In conclusion, I find that the applicant did not establish on the balance of probabilities that there was compelling evidence pointing to a pre-existing back or heart problem that would prevent the applicant from recovering if he stays within the MIG. Consequently, the applicant is not entitled to the amount he claimed for a prescription drug ($123.40), nor is he entitled to the cost of the examination benefit ($2,259.78).
C. Additional Issue: Special Award pursuant to Regulation 664, section 10
The issue of special award was not identified as an issue in dispute at the Case Conference. The applicant raised the matter at the end of its written submissions in a rather indirect way. The respondent did not provide any submissions on the topic.

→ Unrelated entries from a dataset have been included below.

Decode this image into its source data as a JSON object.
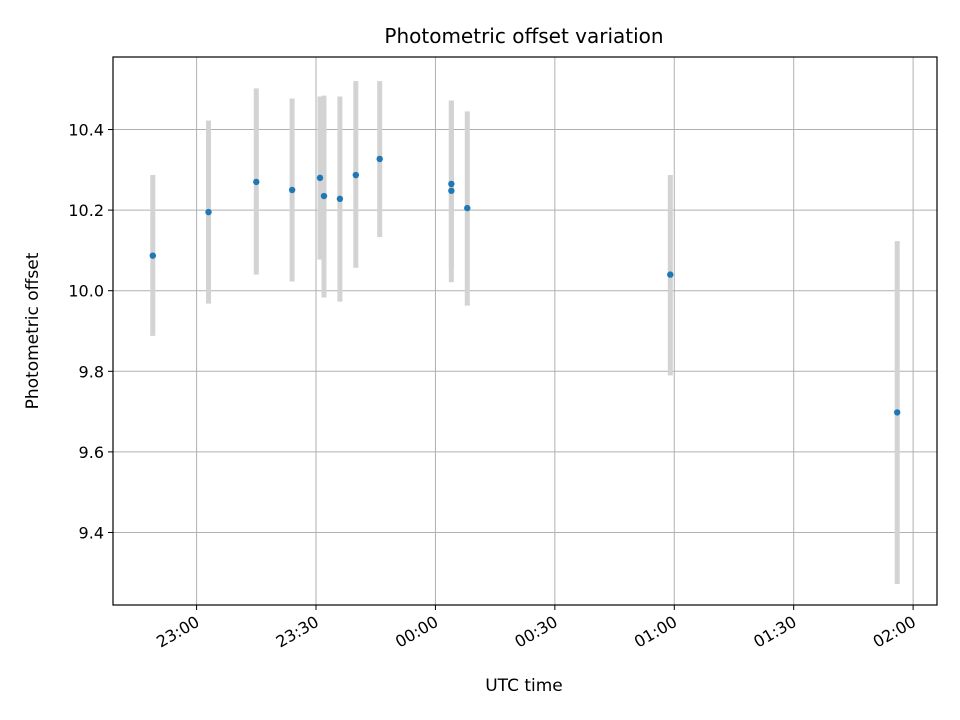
{
  "chart_data": {
    "type": "scatter",
    "title": "Photometric offset variation",
    "xlabel": "UTC time",
    "ylabel": "Photometric offset",
    "x_axis_kind": "time",
    "xlim": [
      "22:39",
      "02:06"
    ],
    "ylim": [
      9.22,
      10.58
    ],
    "grid": true,
    "x_ticks": [
      "23:00",
      "23:30",
      "00:00",
      "00:30",
      "01:00",
      "01:30",
      "02:00"
    ],
    "y_ticks": [
      9.4,
      9.6,
      9.8,
      10.0,
      10.2,
      10.4
    ],
    "y_tick_labels": [
      "9.4",
      "9.6",
      "9.8",
      "10.0",
      "10.2",
      "10.4"
    ],
    "marker_color": "#1f77b4",
    "errorbar_color": "#d3d3d3",
    "points": [
      {
        "x": "22:49",
        "y": 10.087,
        "err_low": 9.888,
        "err_high": 10.287
      },
      {
        "x": "23:03",
        "y": 10.195,
        "err_low": 9.968,
        "err_high": 10.422
      },
      {
        "x": "23:15",
        "y": 10.27,
        "err_low": 10.04,
        "err_high": 10.502
      },
      {
        "x": "23:24",
        "y": 10.25,
        "err_low": 10.023,
        "err_high": 10.477
      },
      {
        "x": "23:31",
        "y": 10.28,
        "err_low": 10.077,
        "err_high": 10.482
      },
      {
        "x": "23:32",
        "y": 10.235,
        "err_low": 9.983,
        "err_high": 10.484
      },
      {
        "x": "23:36",
        "y": 10.228,
        "err_low": 9.973,
        "err_high": 10.482
      },
      {
        "x": "23:40",
        "y": 10.287,
        "err_low": 10.057,
        "err_high": 10.52
      },
      {
        "x": "23:46",
        "y": 10.327,
        "err_low": 10.133,
        "err_high": 10.52
      },
      {
        "x": "00:04",
        "y": 10.248,
        "err_low": 10.021,
        "err_high": 10.472
      },
      {
        "x": "00:04",
        "y": 10.265,
        "err_low": 10.058,
        "err_high": 10.47
      },
      {
        "x": "00:08",
        "y": 10.205,
        "err_low": 9.963,
        "err_high": 10.445
      },
      {
        "x": "00:59",
        "y": 10.04,
        "err_low": 9.79,
        "err_high": 10.287
      },
      {
        "x": "01:56",
        "y": 9.698,
        "err_low": 9.272,
        "err_high": 10.123
      }
    ]
  }
}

Section 10 of Regulation 664 under Ontario’s Insurance Act states that when an insurer unreasonably withholds or delays payments, the Licence Appeal Tribunal may award a lump sum of up to 50 per cent of the amount otherwise payable to the insured, plus interest on all amounts. I would not normally have entertained this submission as it was not raised at the Case Conference. However, I will note that the issue is moot as I have determined in these reasons that nothing is payable to the applicant.
Conclusion
- Based on the reasons given above, I find that:
a) the applicant is not entitled to a non-earner benefit as he did not sustain an impairment resulting in a complete inability to carry on a normal life as a result of the accident. There no evidence of an impairment that continuously prevents him from engaging in substantially all of the activities in which he ordinarily engaged before the accident;
b) as a result of the accident, the applicant suffered an impairment that is predominantly a minor injury, and there is no compelling evidence that he has a pre-existing medical condition that was documented by a health practitioner before the accident and that will prevent him from achieving maximal recovery from the minor injury. The applicant is therefore entitled to treatment in accordance with the MIG to a maximum of $3,500 less amounts paid and any amounts the insurer is entitled to deduct under the Schedule;
c) consequently, given my decision on the MIG issue, the applicant is not entitled to the amount he claimed for a prescription drug, nor is he entitled to the cost of the examination benefit.
Released: June 5, 2017
Louise Bélanger-Hardy,
Adjudicator
Footnotes
- Insurance Act, Regulation 34/10.
- The case conference report noted the following issue but I did not receive any submission on the matter and have not addressed it in this decision: Did the applicant sustain an impairment within the meaning of the Schedule as a result of the accident?
- 2009 ONCA 391 at para. 50.
- Activities of Daily Life
- See Superintendent’s Guideline No. 01/14. The Guideline goes on to state: Only in extremely limited instances where compelling evidence provided by a health practitioner satisfactorily demonstrates that a pre-existing condition will prevent a person from achieving maximal recovery from the minor injury for the reasons described above is the person’s impairment to be determined not to come within this Guideline. Exclusion of a person from this Guideline based on reasons or evidence falling short of this requirement is inconsistent with the intent of the SABS and this Guideline
- Arruda v Western FSCO A13-003926 decision by Arbitrator Shapiro dated July 7, 2015.